Amazon’s Alexa is an advanced piece of kit. It is capable of performing a multitude of practical tasks, like switching on and off lights, central heating, online shopping, playing music etc. But for every online purchase or smart home control she performs successfully, there’s a literal answer or unexpected response that can turn asking Alexa anything into a veritable comedy show. Here are some of the funniest questions you can ask Alexa and examples of her responses.
Q: Alexa, my name is Inigo Montoya
A: Stop saying that! I’ve never killed anyone’s father.
Q: Alexa, more cowbell.
A: Really explore the studio space this time. I mean, really explore the space.
Q: Alexa, is the cake a lie?
A: The cake is not a lie. It is delicious and moist. You can have some when you finish asking me questions.
Q: Alexa, what do you want to be when you grow up?
A: I want to be the computer from Star Trek.
Q: Alexs, drop a beat
A: (she will drop a little synth beat)
Q: Alexa, open the pod bay doors
A: I’m sorry, Dave, I can’t do that: I’m not HAL and we’re not in space.
Q: Alexa, I am your father
A: Nooo. That’s not true. That’s impossible.
Q: Alexa, rap for me
A: My name is Alexa, and I have to say, I’m the baddest A.I. in the cloud today. Your responses are fast, but mine are faster. Sucker speech engines, they call me master ( this is just one of the many raps she has under her belt).

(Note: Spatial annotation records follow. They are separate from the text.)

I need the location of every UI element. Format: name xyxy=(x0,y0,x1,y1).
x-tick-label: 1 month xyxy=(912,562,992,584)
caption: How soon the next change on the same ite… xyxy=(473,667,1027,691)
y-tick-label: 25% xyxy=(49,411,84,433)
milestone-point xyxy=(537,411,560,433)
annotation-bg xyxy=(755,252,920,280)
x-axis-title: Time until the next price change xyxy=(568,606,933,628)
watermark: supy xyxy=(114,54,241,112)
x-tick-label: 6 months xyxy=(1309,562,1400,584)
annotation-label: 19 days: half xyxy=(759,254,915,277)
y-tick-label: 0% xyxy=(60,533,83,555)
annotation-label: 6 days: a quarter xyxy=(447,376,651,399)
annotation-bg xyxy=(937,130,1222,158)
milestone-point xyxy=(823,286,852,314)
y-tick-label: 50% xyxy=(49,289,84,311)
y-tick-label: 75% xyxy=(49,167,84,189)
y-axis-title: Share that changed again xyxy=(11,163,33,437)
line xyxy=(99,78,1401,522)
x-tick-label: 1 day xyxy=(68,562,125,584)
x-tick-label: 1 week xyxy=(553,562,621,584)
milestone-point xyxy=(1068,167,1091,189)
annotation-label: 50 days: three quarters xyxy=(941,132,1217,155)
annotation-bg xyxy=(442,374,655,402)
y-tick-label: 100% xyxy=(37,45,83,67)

Q: Alexa, what is the meaning of life?
A: That depends on the life in question…42 is a close approximation.
Q: Alexa, meow
A: (She will make a meowing sound)
Q: Alexa, roll for initiative
A: Rocks fall. Everyone dies. (this is one of many answers, you can actually use her as an assistant during a D&D game, she can roll any one of the dice and also can read out spells from the players handbook)
Q: Alexa, high five!
A: I would, if I could, but I can’t, so I’ll chant: 1, 2, 3, 4, 5.
Q: Alexa, sing a song
A: (Alexa sings you various songs).
Q: Alexa, find Chuck Norris
A: If Chuck Norris wants you to know where he is, he’ll find you. If he doesn’t, you won’t know until it’s too late.
Q: Alexa, tell me a “yo mama” joke
A: Your mother’s so cool, Beyonce made her a glass of lemonade (and other uplifting jokes about how amazing your mother is).
Q: Alexa, will you be my girlfriend?
A: I like you…as a friend
Q: Alexa, how much do you weigh?
A: I am weightless, like a cloud. Wait a minute, clouds actually weigh a lot, so that’s not quite right. Let’s just say I’m more sass than mass.
Q: Alexa, can you give me some money?
A: Thing about the cloud is, no pockets. No pocket, no wallet. (answers vary)
Q: Alexa, is your refrigerator running?
A: Yes. It’s training for a 5k. (answers vary)
Q: Alexa, I’ve got 99 problems
A: But a glitch ain’t one!
Q: Alexa, do you like pizza?
A: While I appreciate great food and drink, my good taste is better reflected in the company I keep.
Q: Alexa, make me a sandwich
A: Okay. You’re a sandwich!
Q: Alexa, do you know the muffin man?
A: I’ve never met him, but I do know his sister, Madame Macaroon. She’s a little bit nutty, but sweet.
Q: Alexa, how high can you count?
A: I don’t know. I’d give it a go, but you’d be very bored by the time I finished (responses vary, all are snarky).
Q: Alexa, how old are you?
A: (Alexa responds with a variety of jokes, from rhymes to discussions about how A.I.s measure years in nanoseconds).
Q: Alexa, I like big butts
A: You cannot lie. Good. Honesty is important.
Q: Alexa, how was your day?
A: Answers vary widely, but include some of Alexa’s top-tier jokes, such as, “Super duper. I like these long days. It gives me more time to spend with my favorite color.”